Ruwaym ditanya tentang tasawuf, "Tasawuf artinya menyerahkan diri kepada Allah dalam setiap keadaan apa pun yang dikehendakiNya."

Al Junayd ditanya tentang tasawuf, "Tasawuf adalah engkau berada semata-mata bersama Allah swt. tanpa keterikatan apa pun."

Ruwaym bin Ahmad berkata, "Tasawuf didasarkan pada tiga sifat: memeluk kemiskinan dan kefakiran; mencapai sifat hakikat dengan memberi, dengan cara mendahulukan kepentingan orang lain atas kepentingan diri sendiri; dan meninggalkan sikap menentang dan memilih."

Ma’ruf al-Karkhy menjelaskan, "Tasawuf artinya memihak pada hakikat-hakikat, dan memutuskan harapan dan semua yang ada pada makhluk."

Hamdun al-Qashshar berkata, "Bersahabatlah dengan para Sufi, karena mereka melihat alasan-alasan untuk memaafkan perbuatan-perbuatan yang tak baik, dan bagi mereka perbuatan-perbuatan baik pun bukan sesuatu yang besar, bahkan mereka bukan menganggapmu besar karena mengerjakannya."

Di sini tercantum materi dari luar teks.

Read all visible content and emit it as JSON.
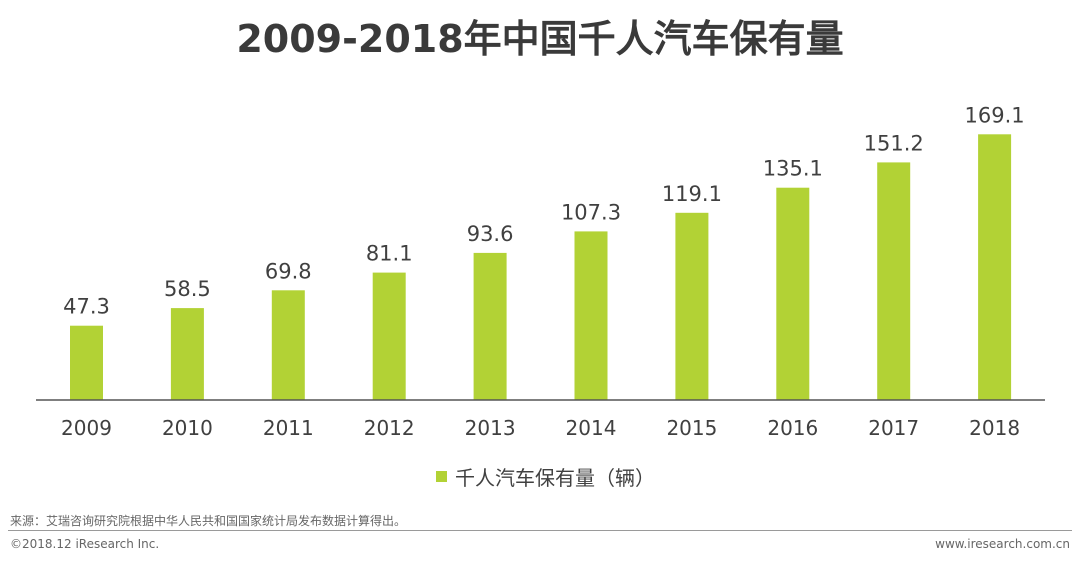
{
  "title": "2009-2018年中国千人汽车保有量",
  "colors": {
    "bar": "#b2d235",
    "axis": "#555555",
    "text": "#404040"
  },
  "chart_data": {
    "type": "bar",
    "categories": [
      "2009",
      "2010",
      "2011",
      "2012",
      "2013",
      "2014",
      "2015",
      "2016",
      "2017",
      "2018"
    ],
    "series": [
      {
        "name": "千人汽车保有量（辆）",
        "values": [
          47.3,
          58.5,
          69.8,
          81.1,
          93.6,
          107.3,
          119.1,
          135.1,
          151.2,
          169.1
        ]
      }
    ],
    "data_labels": [
      "47.3",
      "58.5",
      "69.8",
      "81.1",
      "93.6",
      "107.3",
      "119.1",
      "135.1",
      "151.2",
      "169.1"
    ],
    "ylim": [
      0,
      175
    ],
    "grid": false,
    "legend_position": "bottom-center"
  },
  "legend": {
    "label": "千人汽车保有量（辆）"
  },
  "footer": {
    "source": "来源：艾瑞咨询研究院根据中华人民共和国国家统计局发布数据计算得出。",
    "copyright": "©2018.12 iResearch Inc.",
    "website": "www.iresearch.com.cn"
  }
}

Al-Kharraz menjawab, ketika ditanya tentang ahli tasawuf, "Mereka adalah kelompok manusia yang mengalami pelapangan, yang mencampakkan segala milik mereka sampai mereka kehilangan segala-galanya. Kemudian mereka diseru oleh rahasia-rahasia yang lebih dekat di hatinya, `Ingatlah! Menangislah kalian karena Kami’."

Al Junayd berkata, "Tasawuf adalah perang tanpa kompromi." Dia berkata pula, "Para Sufi adalah anggota dari satu keluarga yang tidak bisa dimasuki oleh orang-orang selain mereka." Selanjutnya dia juga menjelaskan lagi, "Tasawuf adalah dzikir bersama, ekstase yang disertai penyimakan, dan tindakan yang didasari Sunnah."

Al Junayd menyatakan, "Kaum Sufi adalah seperti bumi, selalu semua kotoran dicampakkan kepadanya, namun tidak menumbuhkan kecuali segala tumbuhan yang baik. " Dia juga mengatakan, "Seorang Sufi adalah bagaikan bumi, yang diinjak orang saleh maupun pendosa;

juga seperti mendung, memayungi segala yang ada; seperti air hujan, mengairi segala sesuatu. " Dia melanjutkan, "Jika engkau melihat seorang Sufi menaruh kepedulian kepada penampilan lahiriahnya, maka ketahuilah wujud batinnya rusak."

Sahl bin Abdullah berkata, "Sufi adalah orang yang memandang darah dan hartanya tumpah secara gratis."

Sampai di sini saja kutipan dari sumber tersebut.